Sono coinvolti dal rinnovo 1.191.694 di dipendenti, oltre un milione nella sola scuola, 53.000 nelle Università (esclusi le docenti e i docenti universitari), 24.000 negli Enti di ricerca e 9.500 nell’AFAM. Il nuovo contratto si riferisce agli anni 2016, 2017 e 2018. In particolare il comparto e l’area dirigenziale dell’Istruzione e della Ricerca comprendono i dipendenti della Scuola: docenti, educatori, amministrativi, tecnici ed ausiliari; 

dell’AFAM: direttori, docenti, coordinatori, assistenti, coadiutori; dell’Università: dirigenti, elevate professionalità e personale amministrativo; degli Enti pubblici di ricerca: personale amministrativo e tecnico, tecnologi e ricercatori di 21 enti.

A tutti i lavoratori sarà riconosciuto l’aumento stipendiale previsto dall’intesa del 30 novembre 2016 tra Governo e Organizzazioni sindacali, anche grazie alla previsione di un apposito intervento perequativo, che interessa soprattutto le qualifiche iniziali.

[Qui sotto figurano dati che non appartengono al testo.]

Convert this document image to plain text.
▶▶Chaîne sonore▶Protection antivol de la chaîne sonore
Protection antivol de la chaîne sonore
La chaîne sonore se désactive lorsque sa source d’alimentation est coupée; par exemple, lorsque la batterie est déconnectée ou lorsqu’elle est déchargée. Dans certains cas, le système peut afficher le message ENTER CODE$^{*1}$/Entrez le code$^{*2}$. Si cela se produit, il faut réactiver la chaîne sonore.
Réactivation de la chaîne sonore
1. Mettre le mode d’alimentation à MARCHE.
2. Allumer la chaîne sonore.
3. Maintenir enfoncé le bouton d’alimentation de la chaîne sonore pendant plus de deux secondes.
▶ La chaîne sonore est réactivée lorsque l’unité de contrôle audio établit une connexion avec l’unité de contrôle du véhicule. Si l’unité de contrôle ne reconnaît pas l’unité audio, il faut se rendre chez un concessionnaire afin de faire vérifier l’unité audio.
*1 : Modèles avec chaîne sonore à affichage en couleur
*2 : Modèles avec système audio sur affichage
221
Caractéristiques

Il contratto, inoltre, per valorizzare ulteriormente la professionalità delle docenti e dei docenti delle istituzioni scolastiche e dell’AFAM e il fondamentale ruolo che rivestono nella società, assegna loro un ulteriore riconoscimento economico, che consente di giungere a un incremento stipendiale complessivo medio di 96 euro al mese per i docenti delle scuole (gli aumenti vanno da 80,40 euro a 110) e di 105 euro al mese per i docenti dell’AFAM. Più di quanto previsto dall’intesa di novembre. Per gli ATA delle scuole l’incremento medio è di 84,5 euro (si va da un minimo di 80 a 89 euro), per l’università di 82 euro, per ricercatori e tecnologi di 125 euro, per l’area amministrativa della ricerca di 92 euro, per l’ASI di 118 euro. Salvaguardato, per le fasce retributive più basse, il bonus di 80 euro.